JBS responded to questions from Mongabay about its supply chain monitoring, saying that it “assesses more than 50,000 potential cattle suppliers every day.” The firm noted that it has blocked more than 7,000 potential suppliers because of noncompliance issues and that a third party, DNV GL, a Norwegian auditing firm, monitors JBS’s system.Holly Gibbs, a supply-chain researcher at the University of Wisconsin-Madison, USA, told Mongabay that “The Amazon is [roughly] six times the size of Texas, and we know that 60-80 percent of the land that’s cleared is used for cattle ranching. So that’s a really large area.” Gibbs spotlighted a critical, well-documented, loophole in the current monitoring system for detecting cattle-related deforestation: only direct slaughterhouse suppliers are monitored. An animal’s ranch of origin — typically where illegal deforestation takes place — is rarely monitored for forest loss.
“We know from our analysis of the cattle transport data that cattle supply chains are really fluid,” Gibbs told Mongabay. “We know that 80 percent of the direct suppliers that sell to slaughterhouses bought from other ranchers before they sold.
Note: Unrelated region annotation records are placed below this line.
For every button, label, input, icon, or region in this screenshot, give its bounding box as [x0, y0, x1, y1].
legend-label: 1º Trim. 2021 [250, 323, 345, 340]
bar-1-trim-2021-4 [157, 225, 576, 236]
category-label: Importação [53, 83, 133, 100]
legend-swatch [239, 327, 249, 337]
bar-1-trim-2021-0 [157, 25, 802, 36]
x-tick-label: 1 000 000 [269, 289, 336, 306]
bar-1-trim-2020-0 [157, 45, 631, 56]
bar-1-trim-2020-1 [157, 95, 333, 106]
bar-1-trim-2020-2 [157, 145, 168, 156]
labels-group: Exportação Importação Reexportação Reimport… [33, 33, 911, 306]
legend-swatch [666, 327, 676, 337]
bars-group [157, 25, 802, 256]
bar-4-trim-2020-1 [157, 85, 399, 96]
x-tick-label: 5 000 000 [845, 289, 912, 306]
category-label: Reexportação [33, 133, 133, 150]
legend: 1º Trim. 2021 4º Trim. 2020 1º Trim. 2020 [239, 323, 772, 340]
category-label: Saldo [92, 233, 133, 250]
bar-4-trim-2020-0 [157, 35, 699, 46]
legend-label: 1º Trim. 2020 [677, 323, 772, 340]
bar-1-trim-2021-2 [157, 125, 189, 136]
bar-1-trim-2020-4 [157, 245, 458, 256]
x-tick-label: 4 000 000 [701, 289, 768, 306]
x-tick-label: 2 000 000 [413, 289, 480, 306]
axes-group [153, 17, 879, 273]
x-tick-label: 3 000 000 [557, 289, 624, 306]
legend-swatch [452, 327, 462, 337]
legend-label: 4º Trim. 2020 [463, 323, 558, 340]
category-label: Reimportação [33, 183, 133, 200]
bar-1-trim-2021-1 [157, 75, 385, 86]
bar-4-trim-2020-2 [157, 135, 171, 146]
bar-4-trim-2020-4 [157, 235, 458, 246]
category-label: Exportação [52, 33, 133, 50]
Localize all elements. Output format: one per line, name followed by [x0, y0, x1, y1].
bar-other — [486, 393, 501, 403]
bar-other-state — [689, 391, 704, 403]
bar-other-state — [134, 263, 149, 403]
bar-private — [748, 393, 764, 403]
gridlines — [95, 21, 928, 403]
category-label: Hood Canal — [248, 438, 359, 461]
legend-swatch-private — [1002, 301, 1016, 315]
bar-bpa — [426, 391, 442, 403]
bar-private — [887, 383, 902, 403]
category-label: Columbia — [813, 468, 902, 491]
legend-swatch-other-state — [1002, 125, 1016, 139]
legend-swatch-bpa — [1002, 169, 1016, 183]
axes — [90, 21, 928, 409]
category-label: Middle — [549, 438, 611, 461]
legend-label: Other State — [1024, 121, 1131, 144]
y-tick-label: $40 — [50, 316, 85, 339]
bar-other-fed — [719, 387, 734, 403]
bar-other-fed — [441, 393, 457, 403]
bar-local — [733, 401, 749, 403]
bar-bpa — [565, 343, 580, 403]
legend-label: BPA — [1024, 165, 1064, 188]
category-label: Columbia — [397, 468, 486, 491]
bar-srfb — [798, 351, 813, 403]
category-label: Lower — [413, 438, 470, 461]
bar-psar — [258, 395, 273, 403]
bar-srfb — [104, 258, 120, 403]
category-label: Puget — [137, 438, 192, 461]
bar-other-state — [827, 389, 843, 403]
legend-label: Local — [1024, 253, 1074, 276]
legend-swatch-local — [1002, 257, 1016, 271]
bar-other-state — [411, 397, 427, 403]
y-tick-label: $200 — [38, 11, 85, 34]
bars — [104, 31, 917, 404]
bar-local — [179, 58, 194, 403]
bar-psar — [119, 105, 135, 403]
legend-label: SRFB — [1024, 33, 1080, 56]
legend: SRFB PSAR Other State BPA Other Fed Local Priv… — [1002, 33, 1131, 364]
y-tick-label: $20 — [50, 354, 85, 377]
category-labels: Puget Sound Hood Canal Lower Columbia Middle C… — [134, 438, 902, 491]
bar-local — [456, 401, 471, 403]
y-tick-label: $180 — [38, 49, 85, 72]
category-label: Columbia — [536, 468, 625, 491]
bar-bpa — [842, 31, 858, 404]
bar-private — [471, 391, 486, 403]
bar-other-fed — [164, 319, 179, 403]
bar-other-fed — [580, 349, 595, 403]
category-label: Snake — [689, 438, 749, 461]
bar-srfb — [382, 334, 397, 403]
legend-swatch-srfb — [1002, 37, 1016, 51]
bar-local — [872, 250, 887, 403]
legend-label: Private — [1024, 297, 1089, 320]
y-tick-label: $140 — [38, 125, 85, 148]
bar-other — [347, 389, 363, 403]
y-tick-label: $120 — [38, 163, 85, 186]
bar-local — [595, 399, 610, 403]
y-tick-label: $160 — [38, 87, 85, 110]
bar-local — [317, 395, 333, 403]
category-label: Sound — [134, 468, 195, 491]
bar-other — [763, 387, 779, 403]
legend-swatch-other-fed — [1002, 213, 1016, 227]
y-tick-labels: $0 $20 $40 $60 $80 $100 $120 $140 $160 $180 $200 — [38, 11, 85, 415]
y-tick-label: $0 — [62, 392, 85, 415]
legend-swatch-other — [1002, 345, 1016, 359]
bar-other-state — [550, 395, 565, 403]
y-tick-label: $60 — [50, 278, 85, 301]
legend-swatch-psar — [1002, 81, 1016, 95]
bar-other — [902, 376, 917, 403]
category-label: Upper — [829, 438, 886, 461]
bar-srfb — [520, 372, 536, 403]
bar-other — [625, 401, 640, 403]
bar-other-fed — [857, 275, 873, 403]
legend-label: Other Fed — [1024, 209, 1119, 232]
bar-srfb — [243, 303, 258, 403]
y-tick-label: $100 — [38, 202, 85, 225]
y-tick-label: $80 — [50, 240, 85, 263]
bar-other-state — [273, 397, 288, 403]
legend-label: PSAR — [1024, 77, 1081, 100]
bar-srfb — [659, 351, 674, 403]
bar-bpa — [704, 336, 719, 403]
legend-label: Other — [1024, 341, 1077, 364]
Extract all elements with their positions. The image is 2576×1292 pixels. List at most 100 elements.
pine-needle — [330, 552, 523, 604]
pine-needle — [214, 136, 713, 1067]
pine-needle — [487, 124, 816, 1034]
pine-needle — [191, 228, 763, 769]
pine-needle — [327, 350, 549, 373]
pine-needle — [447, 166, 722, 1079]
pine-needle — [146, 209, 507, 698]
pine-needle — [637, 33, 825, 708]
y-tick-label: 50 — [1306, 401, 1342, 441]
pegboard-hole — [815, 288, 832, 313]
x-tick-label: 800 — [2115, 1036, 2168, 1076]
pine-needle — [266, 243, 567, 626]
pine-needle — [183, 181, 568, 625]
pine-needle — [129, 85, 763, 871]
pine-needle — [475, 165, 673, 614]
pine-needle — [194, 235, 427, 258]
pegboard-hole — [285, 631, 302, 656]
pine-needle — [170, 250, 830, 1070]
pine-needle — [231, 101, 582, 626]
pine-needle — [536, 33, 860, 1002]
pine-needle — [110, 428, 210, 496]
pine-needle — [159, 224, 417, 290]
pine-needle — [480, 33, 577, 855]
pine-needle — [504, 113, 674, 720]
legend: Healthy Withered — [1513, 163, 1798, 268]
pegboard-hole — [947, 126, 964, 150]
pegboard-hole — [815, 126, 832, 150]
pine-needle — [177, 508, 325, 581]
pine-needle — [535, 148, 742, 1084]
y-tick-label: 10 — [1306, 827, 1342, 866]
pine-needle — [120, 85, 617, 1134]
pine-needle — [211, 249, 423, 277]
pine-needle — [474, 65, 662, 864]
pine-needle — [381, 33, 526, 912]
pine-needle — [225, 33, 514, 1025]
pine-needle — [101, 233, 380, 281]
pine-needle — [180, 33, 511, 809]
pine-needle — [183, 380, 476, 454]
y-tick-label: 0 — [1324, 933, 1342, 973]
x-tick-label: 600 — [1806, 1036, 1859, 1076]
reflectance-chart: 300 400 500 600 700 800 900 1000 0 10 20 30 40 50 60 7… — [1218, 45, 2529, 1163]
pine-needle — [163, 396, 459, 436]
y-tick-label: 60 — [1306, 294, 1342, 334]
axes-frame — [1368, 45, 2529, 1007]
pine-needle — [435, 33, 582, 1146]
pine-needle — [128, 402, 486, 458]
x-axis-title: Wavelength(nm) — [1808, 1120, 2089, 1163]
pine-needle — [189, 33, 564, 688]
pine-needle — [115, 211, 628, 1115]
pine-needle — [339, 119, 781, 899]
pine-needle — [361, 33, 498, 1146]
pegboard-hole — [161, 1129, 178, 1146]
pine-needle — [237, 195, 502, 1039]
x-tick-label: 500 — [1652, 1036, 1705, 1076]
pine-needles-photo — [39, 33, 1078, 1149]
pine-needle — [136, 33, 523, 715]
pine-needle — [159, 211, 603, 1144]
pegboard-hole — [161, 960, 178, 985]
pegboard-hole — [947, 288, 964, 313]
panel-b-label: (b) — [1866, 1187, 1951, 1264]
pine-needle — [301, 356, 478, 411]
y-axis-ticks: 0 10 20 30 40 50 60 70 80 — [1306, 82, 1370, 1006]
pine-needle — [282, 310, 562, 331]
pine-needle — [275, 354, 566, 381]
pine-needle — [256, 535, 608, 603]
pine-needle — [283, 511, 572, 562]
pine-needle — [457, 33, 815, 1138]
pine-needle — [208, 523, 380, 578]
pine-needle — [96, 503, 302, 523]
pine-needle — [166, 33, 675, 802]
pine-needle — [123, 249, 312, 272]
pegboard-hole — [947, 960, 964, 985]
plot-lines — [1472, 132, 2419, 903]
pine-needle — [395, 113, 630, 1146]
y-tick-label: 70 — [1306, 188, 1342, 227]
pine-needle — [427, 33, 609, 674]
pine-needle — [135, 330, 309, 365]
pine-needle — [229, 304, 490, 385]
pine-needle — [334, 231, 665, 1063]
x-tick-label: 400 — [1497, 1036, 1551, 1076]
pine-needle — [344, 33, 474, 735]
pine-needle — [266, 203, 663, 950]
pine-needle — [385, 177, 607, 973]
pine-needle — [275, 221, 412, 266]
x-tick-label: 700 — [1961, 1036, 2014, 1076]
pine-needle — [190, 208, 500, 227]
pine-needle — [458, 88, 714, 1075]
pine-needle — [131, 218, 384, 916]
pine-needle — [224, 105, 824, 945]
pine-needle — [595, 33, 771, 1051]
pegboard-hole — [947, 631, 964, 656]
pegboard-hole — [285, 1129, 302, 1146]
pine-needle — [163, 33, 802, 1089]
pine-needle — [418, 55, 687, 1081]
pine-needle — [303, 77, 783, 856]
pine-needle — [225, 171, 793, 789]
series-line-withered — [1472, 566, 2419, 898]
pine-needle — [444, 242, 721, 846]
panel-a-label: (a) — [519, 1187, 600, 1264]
In fact, on average, they bought from 15 other properties before they sold.” Gibbs estimates that up to 80 percent of cattle-related deforestation is missed by Brazil’s current monitoring system.
She likens the chronic problem, unaddressed by government policy, to “turning on your air conditioning to cool your house during a heatwave and then leaving all your doors and windows open.” The problem could be solved by barcode tagging animals from birth, so livestock could be traced from source, through multiple sales, to the slaughterhouse. Yet analysts say political will is lacking.
Both Gardner and Gibbs point to another problem: current cattle industry deforestation agreements only cover the Amazon and not Brazil’s Cerrado savanna region, which has become a deforestation hotspot over recent decades.
Researchers like Gibbs and Trase have used government-mandated animal transport certificates to track the livestock supply chain. Trase uses municipal-level deforestation data to identify deforestation risk associated with livestock shipments. However, the Bolsonaro administration, since taking power in January, has blocked access to these certificates. Asked about this, the Ministry of Agriculture, Animal Husbandry and Supply, told Mongabay that the data was never publicly available and that the tracking system was changed to protect producers’ privacy, along with market data.Now, in 2019, Gardner says, “we can expect another peak in associated deforestation.” A recent study has in fact linked deforestation under Bolsonaro directly to this year’s Amazon fires. Apparently, in the first seven months of this year valuable trees were logged, with the remaining “slash” allowed to dry slowly on the ground. Burning this material is a traditional method used in the region to prepare land for planting. The burning generates ash which serves as fertilizer. For ranchers, it fosters the growth of grass which beef cattle can graze.
In March, Brazilian President Bolsonaro and US President Donald Trump negotiated an agreement to increase beef exports from Brazil to the US, where companies like JBS have many subsidiaries. In June, meat inspectors from the US toured 12 slaughterhouses in Brazil. Observers expect permission for new imports to come through.
Trase’s new report says that the deforestation risk associated with fresh meat imports to the US has increased dramatically in recent years. The Global Environmental Change study notes that most beef raised in Brazil is currently consumed domestically.
To date, Brazil hasn’t implemented strategies to monitor cattle over their lifespan as related to deforestation. Experts say this lapse reflects the power of wealthy rural landowners.
Banner image caption: Cattle at a Brazilian stockyard. Image © Henrique Manreza courtesy of The Nature Conservancy.
Correction: Mongabay originally reported that Brazilian deforestation associated with fresh meat imports from Brazil to the US spiked massively under the Trump administration. That spike actually occurred during the previous administration.